Falta de comunicação de resultados de autotestes gera subnotificação, apontam especialistas
Nova modalidade de testagem da Covid-19 passou a funcionar no país em fevereiro
O atual cenário epidemiológico de alta de casos de Covid-19 pode ser ainda maior, por conta de um fato novo de difícil mensuração: o uso de autotestes para diagnóstico da doença.
Especialistas da Fundação Oswaldo Cruz (Fiocruz) afirmam que os kits são uma ferramenta importante, mas que o modelo brasileiro de implementação não gerou um mecanismo eficaz de notificação. De acordo com os pesquisadores, isso cria faz com que os pacientes decidam cumprir o isolamento domiciliar por conta própria, sem que o resultado seja informado às autoridades sanitárias.
Médico sanitarista da Fiocruz Brasília, Cláudio Maierovitch avalia que o Brasil não promoveu uma incorporação adequada dos autotestes como instrumento de enfrentamento à pandemia. Ele destaca que a aceitação da ferramenta ocorreu em meio a pressões, em um cenário no qual o Sistema Único de Saúde (SUS) não conseguiu atender a demanda por testagem.
O primeiro kit de autoteste teve registro concedido pela Anvisa, no Brasil, em 17 de fevereiro.
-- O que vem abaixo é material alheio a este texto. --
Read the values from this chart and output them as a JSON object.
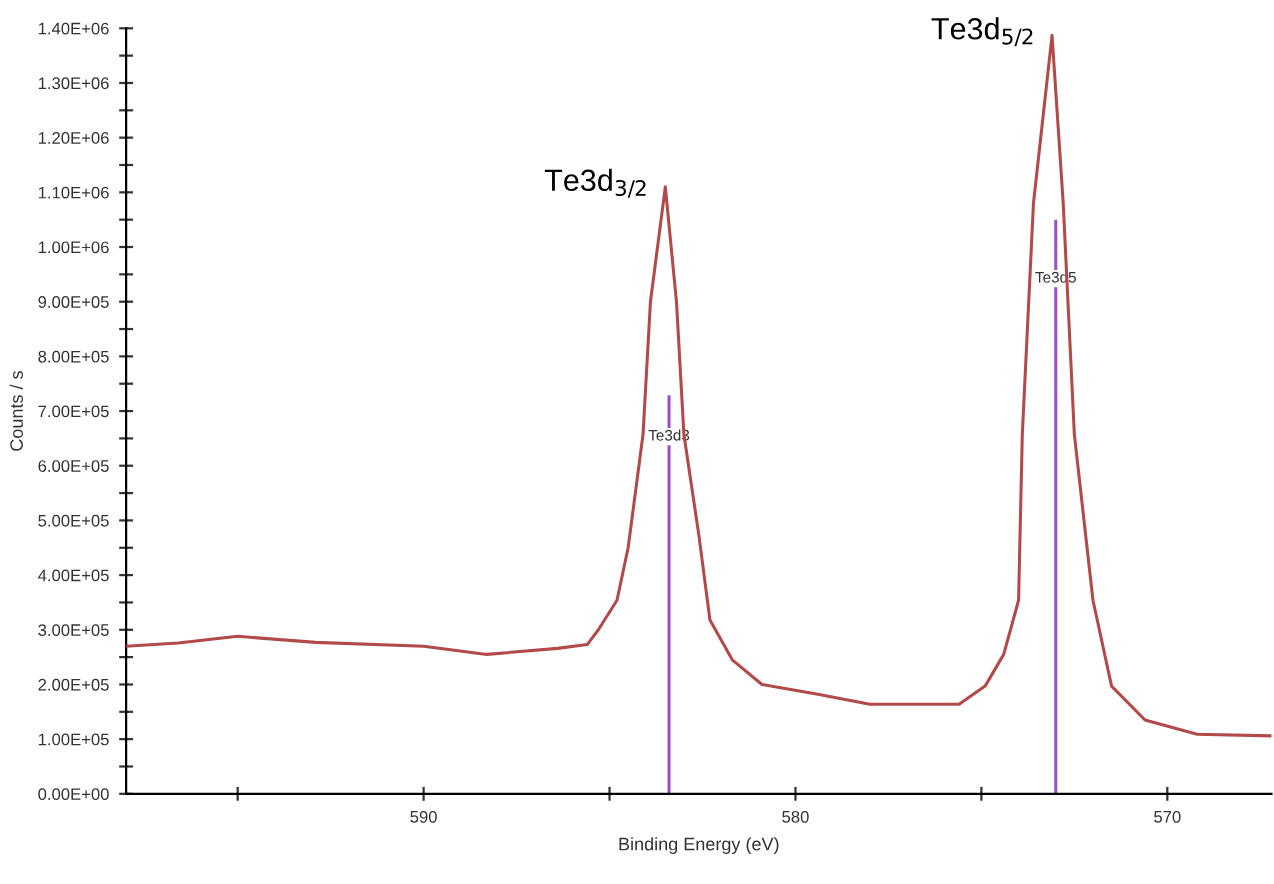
{
  "chart_data": {
    "type": "line",
    "xlabel": "Binding Energy (eV)",
    "ylabel": "Counts / s",
    "xlim": [
      598,
      567.2
    ],
    "xticks": [
      {
        "value": 595,
        "label": null
      },
      590,
      {
        "value": 585,
        "label": null
      },
      580,
      {
        "value": 575,
        "label": null
      },
      570
    ],
    "ylim": [
      0,
      1400000
    ],
    "yticks": [
      {
        "value": 0,
        "label": "0.00E+00"
      },
      {
        "value": 50000,
        "label": null
      },
      {
        "value": 100000,
        "label": "1.00E+05"
      },
      {
        "value": 150000,
        "label": null
      },
      {
        "value": 200000,
        "label": "2.00E+05"
      },
      {
        "value": 250000,
        "label": null
      },
      {
        "value": 300000,
        "label": "3.00E+05"
      },
      {
        "value": 350000,
        "label": null
      },
      {
        "value": 400000,
        "label": "4.00E+05"
      },
      {
        "value": 450000,
        "label": null
      },
      {
        "value": 500000,
        "label": "5.00E+05"
      },
      {
        "value": 550000,
        "label": null
      },
      {
        "value": 600000,
        "label": "6.00E+05"
      },
      {
        "value": 650000,
        "label": null
      },
      {
        "value": 700000,
        "label": "7.00E+05"
      },
      {
        "value": 750000,
        "label": null
      },
      {
        "value": 800000,
        "label": "8.00E+05"
      },
      {
        "value": 850000,
        "label": null
      },
      {
        "value": 900000,
        "label": "9.00E+05"
      },
      {
        "value": 950000,
        "label": null
      },
      {
        "value": 1000000,
        "label": "1.00E+06"
      },
      {
        "value": 1050000,
        "label": null
      },
      {
        "value": 1100000,
        "label": "1.10E+06"
      },
      {
        "value": 1150000,
        "label": null
      },
      {
        "value": 1200000,
        "label": "1.20E+06"
      },
      {
        "value": 1250000,
        "label": null
      },
      {
        "value": 1300000,
        "label": "1.30E+06"
      },
      {
        "value": 1350000,
        "label": null
      },
      {
        "value": 1400000,
        "label": "1.40E+06"
      }
    ],
    "grid": false,
    "legend": false,
    "marker": "none",
    "line_style": "solid",
    "series": [
      {
        "color": "#b24a4a",
        "x": [
          598.0,
          596.6,
          595.0,
          592.9,
          590.0,
          588.3,
          586.4,
          585.6,
          585.3,
          584.8,
          584.5,
          584.1,
          583.9,
          583.5,
          583.2,
          583.0,
          582.6,
          582.3,
          581.7,
          580.9,
          579.4,
          578.0,
          575.6,
          574.9,
          574.4,
          574.0,
          573.9,
          573.6,
          573.1,
          572.8,
          572.5,
          572.0,
          571.5,
          570.6,
          569.2,
          567.2
        ],
        "values": [
          270000,
          276000,
          288000,
          277000,
          270000,
          255000,
          266000,
          273000,
          300000,
          354000,
          450000,
          657000,
          900000,
          1110000,
          900000,
          657000,
          474000,
          318000,
          245000,
          200000,
          182000,
          164000,
          164000,
          197000,
          255000,
          354000,
          657000,
          1080000,
          1387000,
          1080000,
          657000,
          354000,
          197000,
          135000,
          109000,
          106000
        ]
      },
      {
        "name": "Te3d3",
        "color": "#9b4fc8",
        "x": [
          583.4,
          583.4
        ],
        "values": [
          0,
          726000
        ]
      },
      {
        "name": "Te3d5",
        "color": "#9b4fc8",
        "x": [
          573.0,
          573.0
        ],
        "values": [
          0,
          1047000
        ]
      }
    ],
    "annotations": [
      {
        "text": "Te3d$_{3/2}$",
        "x": 583.5,
        "y": 1110000
      },
      {
        "text": "Te3d$_{5/2}$",
        "x": 573.1,
        "y": 1387000
      }
    ]
  }
}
“O Ministério da Saúde e a Agência Nacional de Vigilância Sanitária (Anvisa) acabaram criando obstáculos para o conhecimento de casos confirmados por autotestes. A impressão que dá, pela regulamentação feita, é que o autoteste foi tolerado, mas não incorporado como uma estratégia que integrasse o trabalho da saúde pública. Dessa forma, é tratado como interesse individual. A pessoa está com sintomas leves, está em contato com alguém, vai participar de uma atividade com outras pessoas, faz e guarda o resultado para si mesma, sem conexão com a saúde pública”, avalia Maierovitch.
O pesquisador destaca ainda que o avanço da vacinação, responsável por tornar brandos a maioria dos quadros clínicos, já havia criado maior dificuldade para conhecimento do número dos casos confirmados. Isto porque boa parte dos pacientes não apresenta sinais da doença ou deixa de procurar unidades de saúde em caso de sintomas leves.
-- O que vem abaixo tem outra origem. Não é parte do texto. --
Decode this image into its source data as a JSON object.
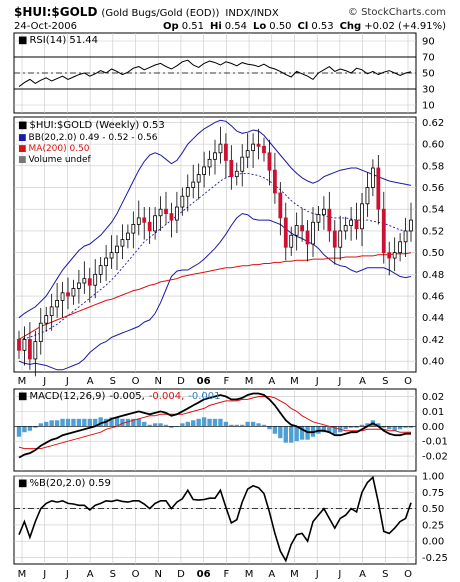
{
  "header": {
    "symbol": "$HUI:$GOLD",
    "name": "(Gold Bugs/Gold (EOD))",
    "exchange": "INDX/INDX",
    "credit": "© StockCharts.com",
    "date": "24-Oct-2006",
    "open_label": "Op",
    "open": "0.51",
    "high_label": "Hi",
    "high": "0.54",
    "low_label": "Lo",
    "low": "0.50",
    "close_label": "Cl",
    "close": "0.53",
    "change_label": "Chg",
    "change": "+0.02 (+4.91%)"
  },
  "colors": {
    "up": "#000000",
    "down": "#cc1133",
    "bb": "#1a1aaa",
    "ma": "#dd1111",
    "hist": "#4d9fd6",
    "grid": "#c8c8c8"
  },
  "chart_data": [
    {
      "type": "line",
      "panel": "rsi",
      "legend": "RSI(14) 51.44",
      "yticks": [
        90,
        70,
        50,
        30,
        10
      ],
      "ylim": [
        0,
        100
      ],
      "levels": [
        70,
        50,
        30
      ],
      "series": [
        {
          "values": [
            33,
            38,
            42,
            37,
            41,
            44,
            40,
            43,
            46,
            42,
            45,
            48,
            50,
            46,
            49,
            53,
            50,
            55,
            52,
            48,
            51,
            56,
            58,
            54,
            57,
            60,
            62,
            58,
            55,
            59,
            64,
            66,
            60,
            57,
            62,
            65,
            63,
            60,
            64,
            62,
            59,
            63,
            61,
            60,
            58,
            61,
            57,
            55,
            52,
            48,
            45,
            52,
            49,
            46,
            42,
            50,
            54,
            58,
            52,
            55,
            53,
            50,
            56,
            54,
            49,
            52,
            48,
            51,
            53,
            50,
            47,
            50,
            51.44
          ]
        }
      ]
    },
    {
      "type": "candlestick",
      "panel": "price",
      "legend": "$HUI:$GOLD (Weekly) 0.53",
      "legend_entries": [
        "BB(20,2.0) 0.49 - 0.52 - 0.56",
        "MA(200) 0.50",
        "Volume undef"
      ],
      "ylim": [
        0.39,
        0.625
      ],
      "yticks": [
        0.62,
        0.6,
        0.58,
        0.56,
        0.54,
        0.52,
        0.5,
        0.48,
        0.46,
        0.44,
        0.42,
        0.4
      ],
      "xlabels": [
        "M",
        "J",
        "J",
        "A",
        "S",
        "O",
        "N",
        "D",
        "06",
        "F",
        "M",
        "A",
        "M",
        "J",
        "J",
        "A",
        "S",
        "O"
      ],
      "close": [
        0.41,
        0.42,
        0.402,
        0.418,
        0.435,
        0.442,
        0.45,
        0.456,
        0.463,
        0.46,
        0.467,
        0.472,
        0.476,
        0.47,
        0.48,
        0.488,
        0.495,
        0.5,
        0.506,
        0.512,
        0.518,
        0.526,
        0.532,
        0.528,
        0.52,
        0.534,
        0.54,
        0.536,
        0.53,
        0.542,
        0.552,
        0.56,
        0.565,
        0.572,
        0.579,
        0.586,
        0.592,
        0.6,
        0.585,
        0.57,
        0.575,
        0.588,
        0.594,
        0.6,
        0.598,
        0.592,
        0.576,
        0.555,
        0.532,
        0.505,
        0.516,
        0.525,
        0.52,
        0.508,
        0.528,
        0.535,
        0.54,
        0.52,
        0.505,
        0.52,
        0.525,
        0.53,
        0.522,
        0.545,
        0.56,
        0.578,
        0.54,
        0.5,
        0.495,
        0.5,
        0.51,
        0.52,
        0.53
      ],
      "bb_upper": [
        0.44,
        0.444,
        0.447,
        0.45,
        0.455,
        0.46,
        0.468,
        0.476,
        0.484,
        0.49,
        0.496,
        0.502,
        0.506,
        0.508,
        0.512,
        0.516,
        0.522,
        0.528,
        0.536,
        0.546,
        0.556,
        0.566,
        0.576,
        0.584,
        0.59,
        0.592,
        0.59,
        0.586,
        0.582,
        0.585,
        0.592,
        0.6,
        0.605,
        0.61,
        0.614,
        0.617,
        0.62,
        0.622,
        0.621,
        0.617,
        0.612,
        0.61,
        0.611,
        0.613,
        0.612,
        0.608,
        0.602,
        0.596,
        0.59,
        0.584,
        0.578,
        0.573,
        0.569,
        0.566,
        0.564,
        0.566,
        0.57,
        0.572,
        0.574,
        0.576,
        0.577,
        0.578,
        0.578,
        0.576,
        0.574,
        0.572,
        0.57,
        0.568,
        0.566,
        0.565,
        0.564,
        0.563,
        0.562
      ],
      "bb_middle": [
        0.42,
        0.421,
        0.422,
        0.424,
        0.426,
        0.428,
        0.431,
        0.434,
        0.438,
        0.442,
        0.446,
        0.45,
        0.454,
        0.458,
        0.462,
        0.466,
        0.47,
        0.475,
        0.48,
        0.486,
        0.492,
        0.498,
        0.504,
        0.51,
        0.514,
        0.518,
        0.522,
        0.526,
        0.53,
        0.534,
        0.538,
        0.542,
        0.546,
        0.55,
        0.554,
        0.558,
        0.562,
        0.566,
        0.569,
        0.571,
        0.572,
        0.573,
        0.573,
        0.572,
        0.571,
        0.569,
        0.566,
        0.562,
        0.558,
        0.553,
        0.548,
        0.544,
        0.541,
        0.538,
        0.536,
        0.535,
        0.534,
        0.533,
        0.532,
        0.532,
        0.532,
        0.531,
        0.53,
        0.53,
        0.53,
        0.529,
        0.528,
        0.527,
        0.525,
        0.523,
        0.521,
        0.52,
        0.52
      ],
      "bb_lower": [
        0.4,
        0.398,
        0.397,
        0.398,
        0.397,
        0.396,
        0.394,
        0.392,
        0.392,
        0.394,
        0.396,
        0.398,
        0.402,
        0.408,
        0.412,
        0.416,
        0.418,
        0.422,
        0.424,
        0.426,
        0.428,
        0.43,
        0.432,
        0.436,
        0.438,
        0.444,
        0.454,
        0.466,
        0.478,
        0.483,
        0.484,
        0.484,
        0.487,
        0.49,
        0.494,
        0.499,
        0.504,
        0.51,
        0.517,
        0.525,
        0.532,
        0.536,
        0.535,
        0.531,
        0.53,
        0.53,
        0.53,
        0.528,
        0.526,
        0.522,
        0.518,
        0.515,
        0.513,
        0.51,
        0.508,
        0.504,
        0.498,
        0.494,
        0.49,
        0.488,
        0.487,
        0.484,
        0.482,
        0.484,
        0.486,
        0.486,
        0.486,
        0.486,
        0.484,
        0.481,
        0.478,
        0.477,
        0.478
      ],
      "ma200": [
        0.42,
        0.423,
        0.426,
        0.429,
        0.432,
        0.434,
        0.436,
        0.438,
        0.44,
        0.442,
        0.444,
        0.446,
        0.448,
        0.45,
        0.452,
        0.454,
        0.456,
        0.457,
        0.459,
        0.461,
        0.463,
        0.465,
        0.466,
        0.468,
        0.47,
        0.471,
        0.473,
        0.474,
        0.475,
        0.476,
        0.478,
        0.479,
        0.48,
        0.481,
        0.482,
        0.483,
        0.484,
        0.485,
        0.486,
        0.486,
        0.487,
        0.488,
        0.488,
        0.489,
        0.489,
        0.49,
        0.49,
        0.491,
        0.491,
        0.492,
        0.492,
        0.493,
        0.493,
        0.493,
        0.494,
        0.494,
        0.494,
        0.495,
        0.495,
        0.495,
        0.496,
        0.496,
        0.496,
        0.497,
        0.497,
        0.497,
        0.498,
        0.498,
        0.498,
        0.499,
        0.499,
        0.499,
        0.5
      ]
    },
    {
      "type": "line+bar",
      "panel": "macd",
      "legend_prefix": "MACD(12,26,9)",
      "legend_macd": "-0.005,",
      "legend_signal": "-0.004,",
      "legend_hist": "-0.001",
      "ylim": [
        -0.03,
        0.025
      ],
      "yticks": [
        0.02,
        0.01,
        0.0,
        -0.01,
        -0.02
      ],
      "macd": [
        -0.021,
        -0.019,
        -0.018,
        -0.016,
        -0.013,
        -0.011,
        -0.009,
        -0.008,
        -0.006,
        -0.005,
        -0.004,
        -0.003,
        -0.002,
        -0.001,
        0.0,
        0.002,
        0.003,
        0.005,
        0.006,
        0.007,
        0.008,
        0.009,
        0.01,
        0.009,
        0.008,
        0.009,
        0.01,
        0.009,
        0.007,
        0.008,
        0.01,
        0.012,
        0.014,
        0.016,
        0.018,
        0.019,
        0.02,
        0.021,
        0.02,
        0.018,
        0.018,
        0.019,
        0.021,
        0.022,
        0.022,
        0.021,
        0.018,
        0.014,
        0.009,
        0.004,
        0.001,
        0.0,
        -0.002,
        -0.004,
        -0.004,
        -0.003,
        -0.003,
        -0.004,
        -0.006,
        -0.006,
        -0.005,
        -0.004,
        -0.004,
        -0.002,
        0.0,
        0.002,
        0.0,
        -0.003,
        -0.005,
        -0.006,
        -0.006,
        -0.005,
        -0.005
      ],
      "signal": [
        -0.014,
        -0.015,
        -0.015,
        -0.015,
        -0.015,
        -0.014,
        -0.013,
        -0.012,
        -0.011,
        -0.01,
        -0.009,
        -0.008,
        -0.007,
        -0.006,
        -0.005,
        -0.004,
        -0.002,
        -0.001,
        0.0,
        0.002,
        0.003,
        0.004,
        0.005,
        0.006,
        0.007,
        0.007,
        0.008,
        0.008,
        0.008,
        0.008,
        0.008,
        0.009,
        0.01,
        0.011,
        0.012,
        0.014,
        0.015,
        0.016,
        0.017,
        0.017,
        0.017,
        0.018,
        0.018,
        0.019,
        0.02,
        0.02,
        0.02,
        0.019,
        0.017,
        0.015,
        0.012,
        0.01,
        0.007,
        0.005,
        0.003,
        0.002,
        0.001,
        0.0,
        -0.001,
        -0.002,
        -0.003,
        -0.003,
        -0.003,
        -0.003,
        -0.002,
        -0.002,
        -0.002,
        -0.002,
        -0.003,
        -0.003,
        -0.004,
        -0.004,
        -0.004
      ]
    },
    {
      "type": "line",
      "panel": "pctb",
      "legend": "%B(20,2.0) 0.59",
      "ylim": [
        -0.35,
        1.0
      ],
      "yticks": [
        1.0,
        0.75,
        0.5,
        0.25,
        0.0,
        -0.25
      ],
      "level": 0.5,
      "values": [
        0.1,
        0.3,
        0.06,
        0.3,
        0.5,
        0.58,
        0.62,
        0.6,
        0.62,
        0.58,
        0.57,
        0.55,
        0.55,
        0.48,
        0.55,
        0.58,
        0.62,
        0.61,
        0.63,
        0.61,
        0.6,
        0.62,
        0.62,
        0.57,
        0.5,
        0.58,
        0.62,
        0.62,
        0.5,
        0.6,
        0.65,
        0.78,
        0.64,
        0.63,
        0.64,
        0.66,
        0.66,
        0.78,
        0.52,
        0.28,
        0.33,
        0.6,
        0.8,
        0.85,
        0.82,
        0.73,
        0.45,
        0.12,
        -0.15,
        -0.3,
        -0.05,
        0.1,
        0.12,
        0.0,
        0.3,
        0.4,
        0.5,
        0.35,
        0.2,
        0.35,
        0.4,
        0.5,
        0.45,
        0.75,
        0.9,
        0.98,
        0.6,
        0.15,
        0.12,
        0.2,
        0.3,
        0.35,
        0.59
      ]
    }
  ]
}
Coordenador do Boletim InfoGripe e pesquisador do Programa de Computação Científica (PROCC/Fiocruz), Marcelo Gomes concorda com a opinião e destaca que não há dados ou estimativas oficiais sobre o impacto da não notificação de pacientes diagnosticados por meio de autoteste, utilizado no Brasil como um instrumento de triagem.
“Era de se esperar que uma parcela importante da sociedade não vá procurar uma fila, um posto, uma rede de saúde. Não é à toa que diversos países que adotaram a estratégia fizeram sistemas próprios para notificação, com QR code nas embalagens. O que tivemos no Brasil foi a migração dos testes feito nas farmácias, porque os autotestes saem mais baratos do que eles e do que o RT-PCR [diagnóstico molecular] em tempo real”, avalia Gomes.
Para Maierovitch, a própria confirmação do diagnóstico, por parte do paciente que realiza o autoteste, é um procedimento desnecessário, do ponto de vista da capacidade nacional de diagnósticos de casos de Covid-19.
“Esse é um teste idêntico aos de antígeno de farmácia e de laboratórios de todo o país. Portanto, eu entendo a necessidade de validação para questões formais, como ausência ao trabalho, para cumprir o isolamento e etc. Mas, para efeitos de notificação de saúde pública, isso não seria necessário”, avalia o pesquisador da Fiocruz Brasília.
Gomes destaca que, além de a vacinação ter afetado o perfil de casos confirmados de Covid-19, ao reduzir o número de quadros graves, o processo atuou também na mudança de comportamento do público: os brasileiros ficaram menos preocupados com o vírus, o que os afasta dos consultórios e clínicas.
“Com menos gente com sintomas, menos preocupação, e menor reação social. Quem tem sintomas, não quer saber se é resfriado, influenza ou um vírus qualquer. Espera uma semana, deixa passar e volta à vida normal”, conclui.
Procurada, a Anvisa reiterou que o autoteste, na política brasileira, não define um diagnóstico, que deve ser realizado sempre por profissional de saúde. “O caráter do autoteste é orientativo e o mesmo serve como triagem para orientar o usuário sobre o risco de transmissão do vírus e as medidas que podem ser adotadas”, afirmou a agência, por meio de nota.
A agência destacou ainda que o Plano Nacional de Expansão da Testagem para Covid-19 (PNE-Teste) “facultou à época de autorização que os fabricante oferecessem serviço de registro dos resultados, não sendo um serviço obrigatório”, conclui a nota. Questionado sobre o mesmo tema, o Ministério da Saúde ainda não se manifestou.